The whole purpose is to present India in a way that they can understand the growth story here, explains Sankaran. “The visiting students do a couple of courses when they come here for the summer, for five weeks. One course is on international business, where they understand how India went from bankruptcy to become the third-largest economy in the world, over a period of twenty years.”
“We start with the pre-1991 reform period; and, then, post-reform 20-year period. In this, we take up a few industries to show how India, either by design or accident, achieved the growth that is currently on the way. We use the information technology sector as a good case study to show how private sector has contributed to the growth story which later got designed as the industrial policy of India. More importantly, we highlight how ordinary people could get into starting a new business and run a business, and how the power of entrepreneurship can fuel the economic growth in India.”

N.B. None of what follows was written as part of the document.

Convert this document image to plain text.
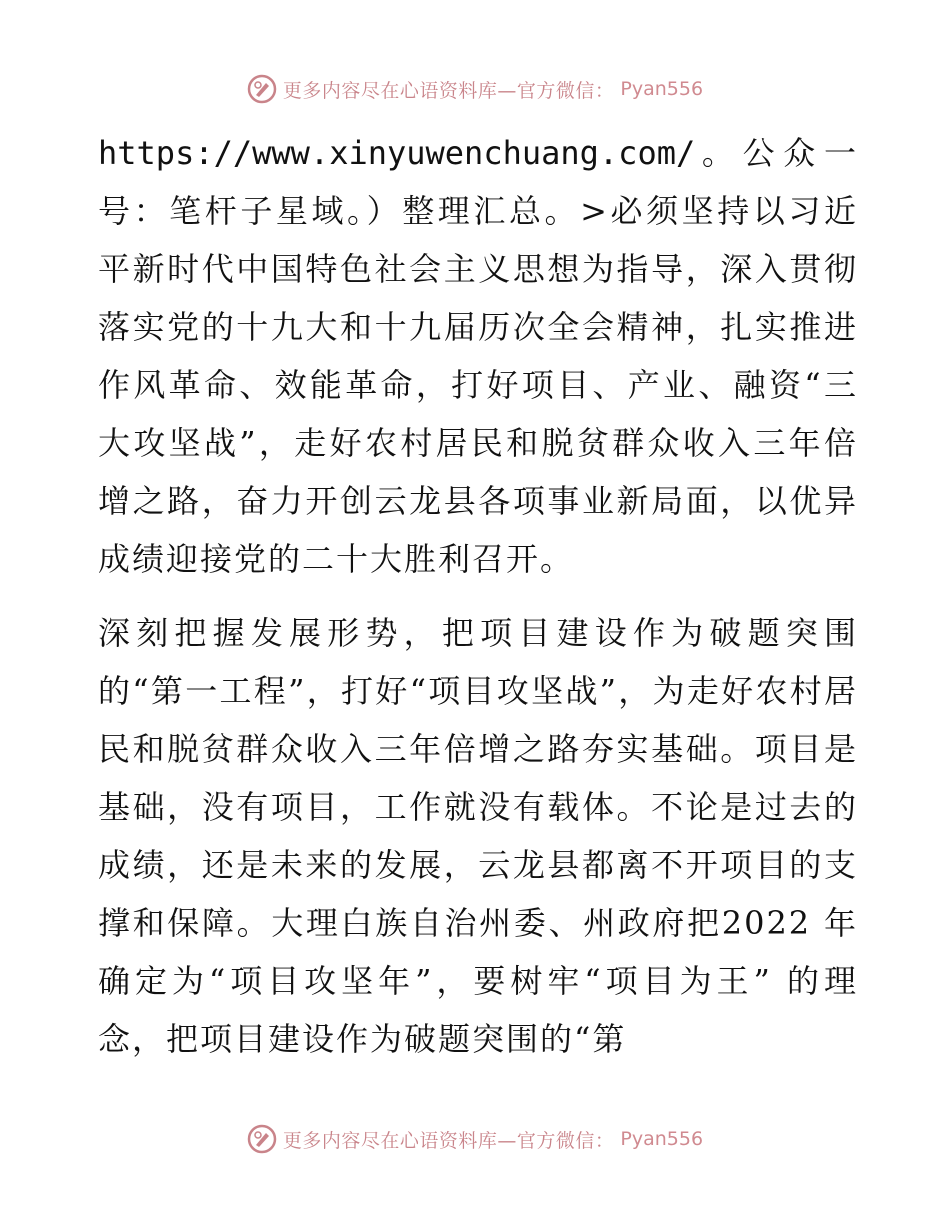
更多内容尽在心语资料库—官方微信： Pyan556

https://www.xinyuwenchuang.com/。公众一号：笔杆子星域。）整理汇总。>必须坚持以习近平新时代中国特色社会主义思想为指导，深入贯彻落实党的十九大和十九届历次全会精神，扎实推进作风革命、效能革命，打好项目、产业、融资“三大攻坚战”，走好农村居民和脱贫群众收入三年倍增之路，奋力开创云龙县各项事业新局面，以优异成绩迎接党的二十大胜利召开。

深刻把握发展形势，把项目建设作为破题突围的“第一工程”，打好“项目攻坚战”，为走好农村居民和脱贫群众收入三年倍增之路夯实基础。项目是基础，没有项目，工作就没有载体。不论是过去的成绩，还是未来的发展，云龙县都离不开项目的支撑和保障。大理白族自治州委、州政府把2022 年确定为“项目攻坚年”，要树牢“项目为王” 的理念，把项目建设作为破题突围的“第

更多内容尽在心语资料库—官方微信： Pyan556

The other programme during the five-week period is for the students to independently to do a field-study under academic guidance, Sankaran continues. “It’s not a classroom study; each one picks a particular sector that they are interested in, like supply chain management in the garment export, or the impact of Internet on advertising in the newspaper business, and things like that, so that they go out and interview executives and prepare a field-study report.”
This, as Sankaran underlines, gets the students a good view of India, to meet with business men and women, to understand local issues in running a profitable business, and cost of running a company here. Also, they immerse themselves in the local culture. For, they understand India through the five senses: they smell India, they hear India, they see India, they taste India, and they feel India.”